24cf5c6 verified 12 days ago

1.8 kB

	# ace-1/mgpt2-tokenizer

	A pure-Python Byte-Pair Encoding tokenizer trained to better handle:
	- English
	- Hindi (Devanagari + transliterated Latin)
	- Kannada (Kannada script + transliterated Latin)

	This repo is meant to be used with `trust_remote_code=True`.

	## Quickstart

	```python
	from transformers import AutoTokenizer

	tok = AutoTokenizer.from_pretrained('ace-1/mgpt2-tokenizer', trust_remote_code=True)
	text = "Hello! नमस्ते! ನಮಸ್ಕಾರ! namaste! namaskara!"
	ids = tok.encode(text)
	print(len(ids), ids[:20])
	print(tok.decode(ids))
	```

	## Tokenizer spec

	- Vocabulary size: 50,257 (GPT‑2 exact terms)
	- 256 byte tokens + 50,000 merges + `<\|endoftext\|>`
	- Special tokens: `<\|endoftext\|>`
	- Implementation: custom python tokenizer under `tokenizer/` (loaded dynamically)

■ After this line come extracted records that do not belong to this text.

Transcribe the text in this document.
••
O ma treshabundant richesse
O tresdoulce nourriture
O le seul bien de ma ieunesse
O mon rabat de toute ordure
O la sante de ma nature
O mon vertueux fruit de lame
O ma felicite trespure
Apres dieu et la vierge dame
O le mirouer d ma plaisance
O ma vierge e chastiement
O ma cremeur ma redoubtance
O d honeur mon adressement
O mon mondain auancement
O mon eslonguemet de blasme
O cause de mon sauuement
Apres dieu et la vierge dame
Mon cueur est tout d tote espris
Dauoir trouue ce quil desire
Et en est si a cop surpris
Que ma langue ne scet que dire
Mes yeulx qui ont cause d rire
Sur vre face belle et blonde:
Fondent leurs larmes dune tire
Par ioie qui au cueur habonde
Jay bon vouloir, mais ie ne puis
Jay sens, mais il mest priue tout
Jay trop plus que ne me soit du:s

	## Training corpus (tokenizer)

	The tokenizer was trained on a deterministic mixture built from:
	- FineWeb‑Edu (English)
	- AI4Bharat Sangraha synthetic splits: `hin_Deva`, `hin_Latn`, `kan_Knda`, `kan_Latn`

	## Evaluation

	This repo includes `evaluation.json` with tokenizer-only metrics:
	- tokens per 1k bytes (lower is better)
	- p95 tokens per line (lower is better)
	- bucket breakdown: latin / devanagari / kannada / mixed

	## Files

	- Native trained artifact: `mgpt2.model` (minbpe-style `.model` file)
	- `tokenizer.vocab` / `tokenizer.model` (HF artifacts generated from the native model)
	- `tokenization_mgpt2.py` (root module entrypoint for `transformers` dynamic loading)

	## Notes / limitations

	- This is a slow tokenizer (pure Python). It is intended for research and reproducibility.
	- Downstream LM metrics (perplexity, instruction following, DPO) are reported in the main mgpt2 project repo as controlled experiments vs a baseline GPT‑2 tokenizer/model.